Yglesias points out what does matter, although he argues it only as a matter of hypocrisy, not as a possible violation of constitutional law. After saying that the concrete economic impact of these statutes is murky—something that Paul Krugman and most Angry Bears would dispute (and have disputed)—he hits the nail on the head about the actual nature of these laws:
[What is] not murky is the absurd hypocrisy that has to go into making the case for right-to-work legislation.
The way this works is that if there’s a labor union at a given business establishment that’s bargaining for some higher pay or benefits or better work-rules or whatever it’s rapidly going to find that there’s a free rider problem. Everyone in the relevant class of workers gets the benefits whether or not they join the union. So something the union is often going to want to bargain for is some kind of rule stating that everyone hired in the relevant class has to join the union, or has to pay dues to the union, or something else along those lines.
Now naturally an employer’s not going to want to agree to that. But he’s not going to want to agree to higher pay or more vacation days either. That’s why it’s a negotiation. A right-to-work law is a law banning employers from making that concession.

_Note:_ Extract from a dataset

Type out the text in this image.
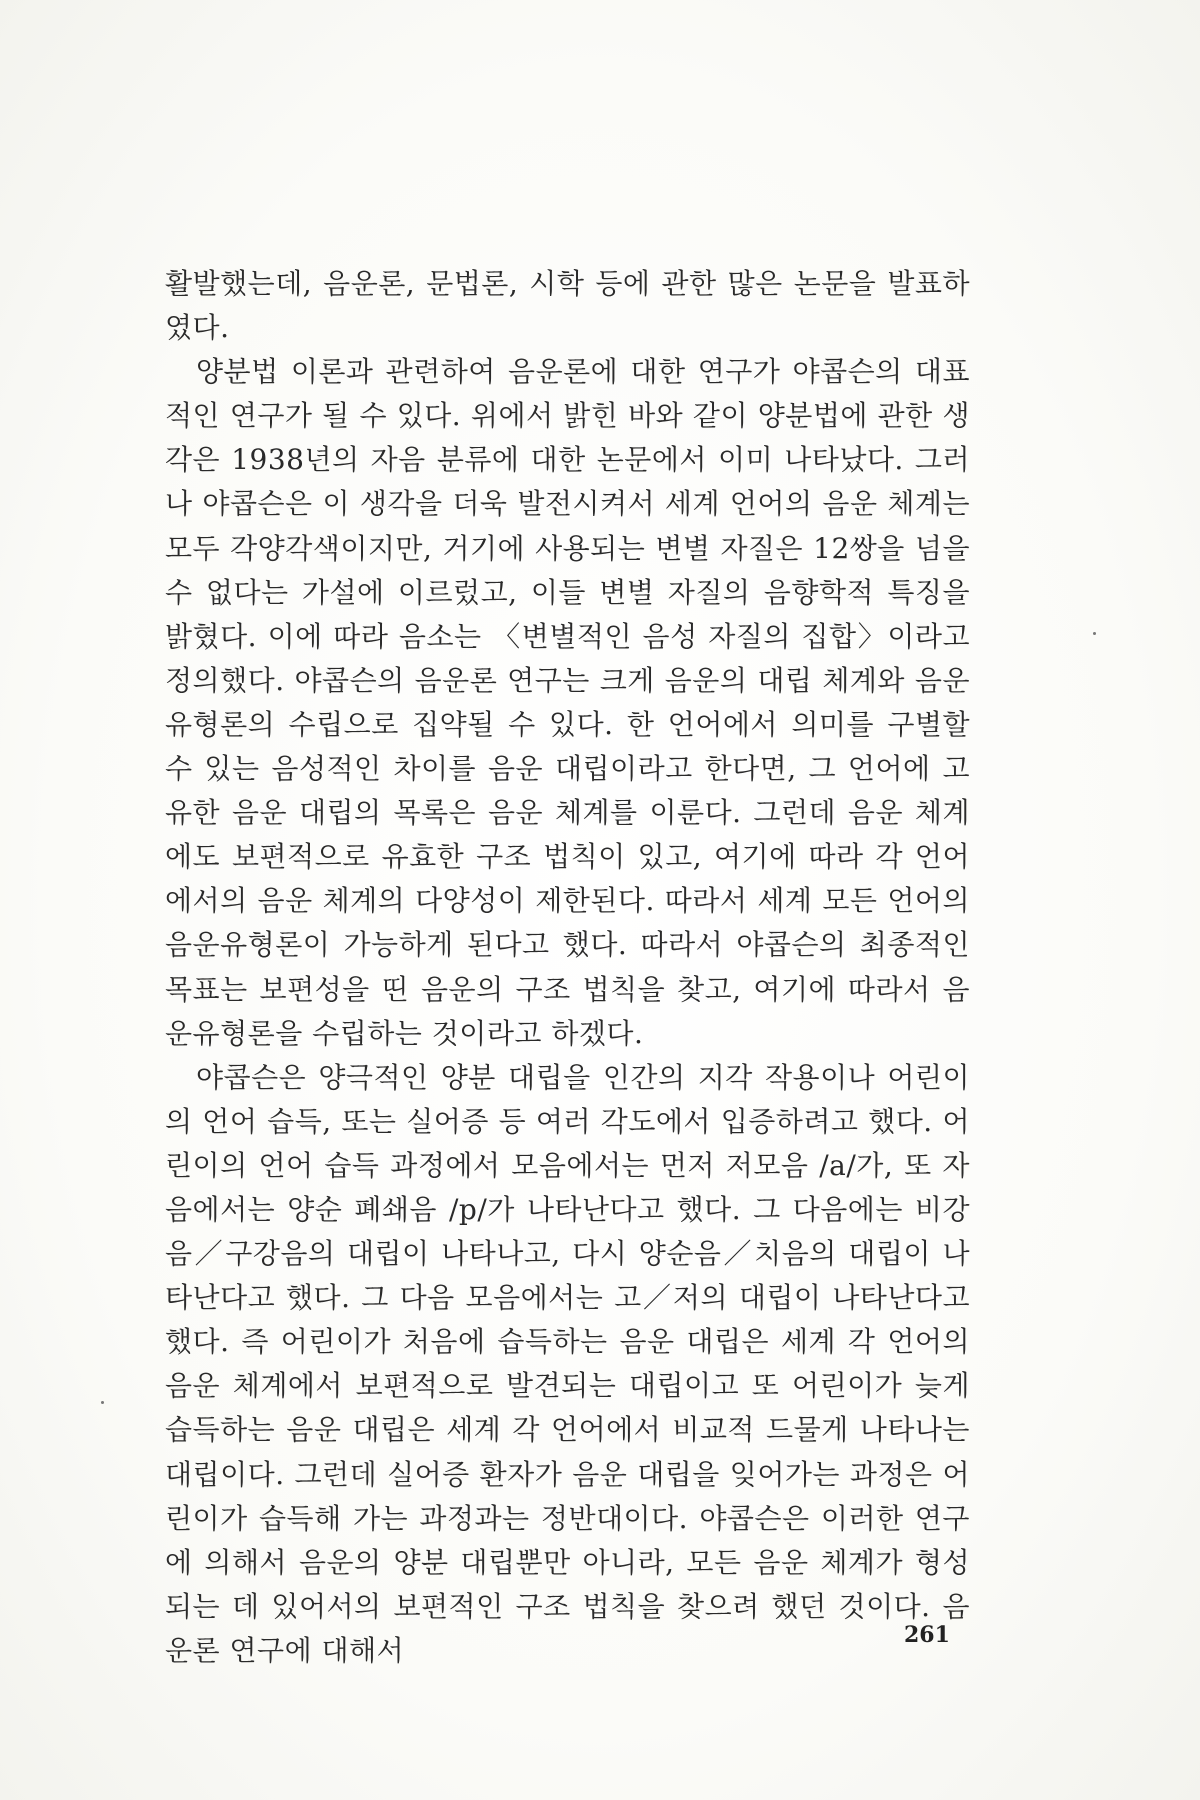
활발했는데, 음운론, 문법론, 시학 등에 관한 많은 논문을 발표하였다.

양분법 이론과 관련하여 음운론에 대한 연구가 야콥슨의 대표적인 연구가 될 수 있다. 위에서 밝힌 바와 같이 양분법에 관한 생각은 1938년의 자음 분류에 대한 논문에서 이미 나타났다. 그러나 야콥슨은 이 생각을 더욱 발전시켜서 세계 언어의 음운 체계는 모두 각양각색이지만, 거기에 사용되는 변별 자질은 12쌍을 넘을 수 없다는 가설에 이르렀고, 이들 변별 자질의 음향학적 특징을 밝혔다. 이에 따라 음소는 〈변별적인 음성 자질의 집합〉이라고 정의했다. 야콥슨의 음운론 연구는 크게 음운의 대립 체계와 음운유형론의 수립으로 집약될 수 있다. 한 언어에서 의미를 구별할 수 있는 음성적인 차이를 음운 대립이라고 한다면, 그 언어에 고유한 음운 대립의 목록은 음운 체계를 이룬다. 그런데 음운 체계에도 보편적으로 유효한 구조 법칙이 있고, 여기에 따라 각 언어에서의 음운 체계의 다양성이 제한된다. 따라서 세계 모든 언어의 음운유형론이 가능하게 된다고 했다. 따라서 야콥슨의 최종적인 목표는 보편성을 띤 음운의 구조 법칙을 찾고, 여기에 따라서 음운유형론을 수립하는 것이라고 하겠다.

야콥슨은 양극적인 양분 대립을 인간의 지각 작용이나 어린이의 언어 습득, 또는 실어증 등 여러 각도에서 입증하려고 했다. 어린이의 언어 습득 과정에서 모음에서는 먼저 저모음 /a/가, 또 자음에서는 양순 폐쇄음 /p/가 나타난다고 했다. 그 다음에는 비강음／구강음의 대립이 나타나고, 다시 양순음／치음의 대립이 나타난다고 했다. 그 다음 모음에서는 고／저의 대립이 나타난다고 했다. 즉 어린이가 처음에 습득하는 음운 대립은 세계 각 언어의 음운 체계에서 보편적으로 발견되는 대립이고 또 어린이가 늦게 습득하는 음운 대립은 세계 각 언어에서 비교적 드물게 나타나는 대립이다. 그런데 실어증 환자가 음운 대립을 잊어가는 과정은 어린이가 습득해 가는 과정과는 정반대이다. 야콥슨은 이러한 연구에 의해서 음운의 양분 대립뿐만 아니라, 모든 음운 체계가 형성되는 데 있어서의 보편적인 구조 법칙을 찾으려 했던 것이다. 음운론 연구에 대해서	261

The impact, obviously, is to make it hard to form strong unions in a given jurisdiction and thus make it a more business-friendly jurisdiction. But note that this same trick works across the board. You could just ban pay raises in general. Any one firm, after all, faces a dilemma. On the one hand it would be more profitable to pay people less. On the other hand, it’s also unprofitable to have everyone quit to go work for some other higher-paying company. So a law against pay raises would make everyone more profitable, spurring crazy business investment and job creation. Except nobody does that because it would be (a) insane and (b) obviously unfair. And yet the proponents of right-to-work laws are generally exactly the people most inclined to stand up for freedom of contract under other circumstances.
And yet the proponents of right-to-work laws are generally exactly the people most inclined to stand up for freedom of contract under other circumstances, indeed. They do this standing up in legislatures, think tanks, and lobbying firms. And in court, including the Supreme one. Some of them doing this standing from the black-robes-wearing, comfortable-leather-chair-sitting side of the courtroom bench.
Now that the gauntlet has been thrown, labor should pick it up and take it to court. There is, I think, little doubt that these laws impair the obligation of current
labor contracts and also impinge upon the right to freely enter into contracts. The proponents of these laws will defend them on the ground that state laws impairing the obligation of this particular type of contract isn’t what the framers had in mind. And undoubtedly they’re right; it’s a historical fact that the Washington, Madison, and the others considered union organizing right up there with sodomy and murder
as unprotected by the Fourteenth Amendment, which they foresaw would be added to the Constitution a few decades later, or by the clause in Article 1, Section 10, prohibiting states from impairing the obligation of contracts.
But labor unions still should challenge the constitutionality of these laws, even if they have to try to convince the courts, and eventually the Court, that the laws are Letters of Marque and Reprisal.